'Obscene in the Extreme' by Rick Wartzman

BOOK REVIEW

How reaction to John Steinbeck's "The Grapes of Wrath" reflected social upheaval in California during the Depression.

Obscene in the Extreme

The Burning and Banning of John Steinbeck's "The Grapes of Wrath"

Rick Wartzman

PublicAffairs : 336 pp., $26.95

HISTORY IS made of small moments. The big ones matter, too, of course -- the wars, the famines, the epidemics that define eras. But the events that fall outside those tethering moments can tell us just as much, if not more, about a time and a place, as Rick Wartzman makes abundantly clear in his new work exploring a single local political issue facing the Kern County Board of Supervisors in 1939.

The issue was "that damnable book," John Steinbeck's "The Grapes of Wrath," which Kern County's political and business elite believed had held them and, by extension, California's entire Central Valley up to national scorn and mockery.

Steinbeck's book was an indictment. Propelled by an undercurrent of social realism, he novelized the inexorable flow of misery from Oklahoma and other Dust Bowl states to a promised land that had, in fact, run out of promises. Homeless families were living under bridges as farm owners played their hunger into profits, using the surplus labor to ratchet wages down a few more pennies.

In these current times of bubbles and bursts, foreclosed-upon homes and entire industries (newspapers among them) confronting their own mortality, it's good to have a fresh history such as this to remind us of what has gone on before, and to assure that the times will indeed change -- eventually.

Wartzman, a former Los Angeles Times editor and columnist (full disclosure: I never met or worked with him), spent four years chasing this history, a journey that began with the story of a photograph he stumbled across while researching "The King of California: J.G. Boswell and the Making of a Secret American Empire" (written with Mark Arax).

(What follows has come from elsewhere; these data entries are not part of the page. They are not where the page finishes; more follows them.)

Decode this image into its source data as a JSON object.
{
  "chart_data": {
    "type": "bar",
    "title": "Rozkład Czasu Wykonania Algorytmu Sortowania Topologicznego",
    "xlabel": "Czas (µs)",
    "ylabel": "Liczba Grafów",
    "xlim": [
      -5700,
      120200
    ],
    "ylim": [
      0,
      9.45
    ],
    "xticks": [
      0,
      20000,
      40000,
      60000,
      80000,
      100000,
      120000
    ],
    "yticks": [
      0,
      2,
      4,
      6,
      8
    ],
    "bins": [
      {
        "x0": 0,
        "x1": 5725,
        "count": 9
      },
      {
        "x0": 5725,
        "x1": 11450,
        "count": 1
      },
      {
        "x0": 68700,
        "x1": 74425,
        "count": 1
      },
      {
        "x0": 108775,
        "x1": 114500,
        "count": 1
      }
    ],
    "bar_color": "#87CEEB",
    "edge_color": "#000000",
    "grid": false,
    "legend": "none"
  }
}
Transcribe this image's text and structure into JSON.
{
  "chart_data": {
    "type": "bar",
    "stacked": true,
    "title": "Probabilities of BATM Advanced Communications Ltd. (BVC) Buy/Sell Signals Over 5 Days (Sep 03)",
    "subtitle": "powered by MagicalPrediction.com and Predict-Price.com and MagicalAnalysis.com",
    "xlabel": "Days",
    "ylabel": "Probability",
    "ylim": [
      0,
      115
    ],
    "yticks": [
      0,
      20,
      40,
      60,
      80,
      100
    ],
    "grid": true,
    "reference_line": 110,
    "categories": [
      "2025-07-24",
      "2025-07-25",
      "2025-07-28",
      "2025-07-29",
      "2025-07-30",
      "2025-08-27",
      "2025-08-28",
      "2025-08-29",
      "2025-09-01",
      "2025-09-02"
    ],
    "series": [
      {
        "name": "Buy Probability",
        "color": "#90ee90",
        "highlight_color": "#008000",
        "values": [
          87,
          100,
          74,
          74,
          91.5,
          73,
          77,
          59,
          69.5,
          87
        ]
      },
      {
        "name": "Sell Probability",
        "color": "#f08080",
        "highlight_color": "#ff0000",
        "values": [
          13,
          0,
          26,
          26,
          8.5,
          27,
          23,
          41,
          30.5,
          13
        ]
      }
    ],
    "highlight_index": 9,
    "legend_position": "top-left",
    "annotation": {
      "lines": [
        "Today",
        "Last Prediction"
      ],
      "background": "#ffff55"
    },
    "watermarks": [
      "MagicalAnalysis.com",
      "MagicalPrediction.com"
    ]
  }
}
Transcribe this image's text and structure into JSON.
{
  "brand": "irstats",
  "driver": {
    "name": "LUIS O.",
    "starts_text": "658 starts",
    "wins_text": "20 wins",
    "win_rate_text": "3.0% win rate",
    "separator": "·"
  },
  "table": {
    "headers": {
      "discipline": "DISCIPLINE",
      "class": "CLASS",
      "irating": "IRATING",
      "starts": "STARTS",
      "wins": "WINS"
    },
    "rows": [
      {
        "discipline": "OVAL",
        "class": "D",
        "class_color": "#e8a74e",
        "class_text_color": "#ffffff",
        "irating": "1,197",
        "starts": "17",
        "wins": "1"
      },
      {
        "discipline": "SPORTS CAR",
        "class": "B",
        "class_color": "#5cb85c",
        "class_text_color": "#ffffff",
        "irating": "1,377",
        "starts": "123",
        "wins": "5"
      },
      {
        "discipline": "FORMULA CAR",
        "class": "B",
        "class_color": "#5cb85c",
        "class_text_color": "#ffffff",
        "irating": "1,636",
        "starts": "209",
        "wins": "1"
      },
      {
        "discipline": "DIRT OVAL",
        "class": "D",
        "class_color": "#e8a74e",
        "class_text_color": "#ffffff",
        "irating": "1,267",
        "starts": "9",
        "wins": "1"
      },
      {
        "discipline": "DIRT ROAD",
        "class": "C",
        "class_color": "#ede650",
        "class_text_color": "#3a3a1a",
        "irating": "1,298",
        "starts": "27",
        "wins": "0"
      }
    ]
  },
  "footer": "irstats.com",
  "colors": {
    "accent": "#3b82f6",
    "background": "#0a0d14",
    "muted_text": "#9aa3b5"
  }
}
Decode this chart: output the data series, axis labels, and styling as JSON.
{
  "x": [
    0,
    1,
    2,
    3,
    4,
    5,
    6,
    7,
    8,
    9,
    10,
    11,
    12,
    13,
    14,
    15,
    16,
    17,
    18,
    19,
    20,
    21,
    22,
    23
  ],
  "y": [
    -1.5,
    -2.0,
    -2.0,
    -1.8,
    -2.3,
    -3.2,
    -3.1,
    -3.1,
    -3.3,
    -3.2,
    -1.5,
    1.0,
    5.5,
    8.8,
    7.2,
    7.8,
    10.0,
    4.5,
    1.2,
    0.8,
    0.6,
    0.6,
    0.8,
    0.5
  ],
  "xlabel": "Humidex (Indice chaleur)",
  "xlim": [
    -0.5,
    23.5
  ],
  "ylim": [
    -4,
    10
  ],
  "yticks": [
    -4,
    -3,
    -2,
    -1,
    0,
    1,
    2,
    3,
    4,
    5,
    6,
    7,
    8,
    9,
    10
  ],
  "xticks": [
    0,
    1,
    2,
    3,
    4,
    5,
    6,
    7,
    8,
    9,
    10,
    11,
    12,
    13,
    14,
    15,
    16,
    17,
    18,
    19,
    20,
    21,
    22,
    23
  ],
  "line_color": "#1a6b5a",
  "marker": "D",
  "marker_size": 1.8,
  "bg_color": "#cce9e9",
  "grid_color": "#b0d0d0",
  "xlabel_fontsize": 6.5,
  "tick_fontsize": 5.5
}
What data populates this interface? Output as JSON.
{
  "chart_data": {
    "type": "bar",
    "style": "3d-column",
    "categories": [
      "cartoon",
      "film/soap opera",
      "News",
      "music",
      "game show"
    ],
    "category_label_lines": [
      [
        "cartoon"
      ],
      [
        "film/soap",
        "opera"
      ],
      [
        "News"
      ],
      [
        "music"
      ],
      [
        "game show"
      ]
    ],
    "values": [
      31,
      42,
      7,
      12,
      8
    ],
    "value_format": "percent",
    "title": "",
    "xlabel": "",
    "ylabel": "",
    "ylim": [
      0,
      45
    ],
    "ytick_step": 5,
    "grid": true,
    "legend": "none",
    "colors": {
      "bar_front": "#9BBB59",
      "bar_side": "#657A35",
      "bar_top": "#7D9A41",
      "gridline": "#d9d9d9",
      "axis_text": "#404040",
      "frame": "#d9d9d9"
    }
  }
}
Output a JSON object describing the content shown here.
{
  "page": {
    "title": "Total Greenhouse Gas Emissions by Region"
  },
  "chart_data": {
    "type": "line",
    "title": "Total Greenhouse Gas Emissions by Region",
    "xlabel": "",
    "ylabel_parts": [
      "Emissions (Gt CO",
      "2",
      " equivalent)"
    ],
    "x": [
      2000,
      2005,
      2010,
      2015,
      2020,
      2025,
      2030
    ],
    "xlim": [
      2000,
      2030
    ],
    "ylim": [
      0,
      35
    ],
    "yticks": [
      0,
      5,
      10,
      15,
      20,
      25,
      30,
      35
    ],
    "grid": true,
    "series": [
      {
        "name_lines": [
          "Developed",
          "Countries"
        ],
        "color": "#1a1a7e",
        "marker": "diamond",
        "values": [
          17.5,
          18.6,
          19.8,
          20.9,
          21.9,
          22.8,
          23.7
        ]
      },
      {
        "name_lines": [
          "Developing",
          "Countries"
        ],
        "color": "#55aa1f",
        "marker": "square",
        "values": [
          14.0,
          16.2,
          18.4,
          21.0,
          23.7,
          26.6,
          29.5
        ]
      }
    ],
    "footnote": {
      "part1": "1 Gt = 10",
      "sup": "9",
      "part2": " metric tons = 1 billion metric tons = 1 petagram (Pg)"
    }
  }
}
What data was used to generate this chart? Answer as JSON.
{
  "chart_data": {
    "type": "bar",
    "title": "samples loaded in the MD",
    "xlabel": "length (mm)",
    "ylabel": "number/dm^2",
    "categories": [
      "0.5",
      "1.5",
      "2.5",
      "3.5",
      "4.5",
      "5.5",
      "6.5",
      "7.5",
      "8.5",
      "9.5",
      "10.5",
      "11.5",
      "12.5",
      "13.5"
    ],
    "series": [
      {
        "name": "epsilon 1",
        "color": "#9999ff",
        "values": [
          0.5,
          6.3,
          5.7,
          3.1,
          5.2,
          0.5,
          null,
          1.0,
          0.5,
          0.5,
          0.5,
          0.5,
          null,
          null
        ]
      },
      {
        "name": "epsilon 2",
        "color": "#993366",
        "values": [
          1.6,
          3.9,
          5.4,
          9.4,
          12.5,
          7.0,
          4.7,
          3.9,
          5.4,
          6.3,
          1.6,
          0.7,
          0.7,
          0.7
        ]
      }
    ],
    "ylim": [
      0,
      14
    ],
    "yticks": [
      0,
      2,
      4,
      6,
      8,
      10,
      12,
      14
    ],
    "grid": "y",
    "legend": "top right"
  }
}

The photo was of W.B. "Bill" Camp, a legend in Central Valley agriculture, and another man as they watched one of Camp's farmworkers toss a burning copy of "The Grapes of Wrath" into a small trash can on a Bakersfield sidewalk. Wartzman builds out from that image to tell the story of Gretchen Knief, the county librarian, and the decision by her bosses -- the Kern County Board of Supervisors -- to ban "The Grapes of Wrath." But it becomes clear early on that Wartzman isn't going to spend a lot of time on Knief. This, ultimately, is a book about a specific time in a specific swath of California, and it embraces a wide and sometimes confusing array of characters. As a result, the side stories are the most fascinating, such as the ersatz proxy war during a 1938 cotton worker strike between federal New Dealers and state officials.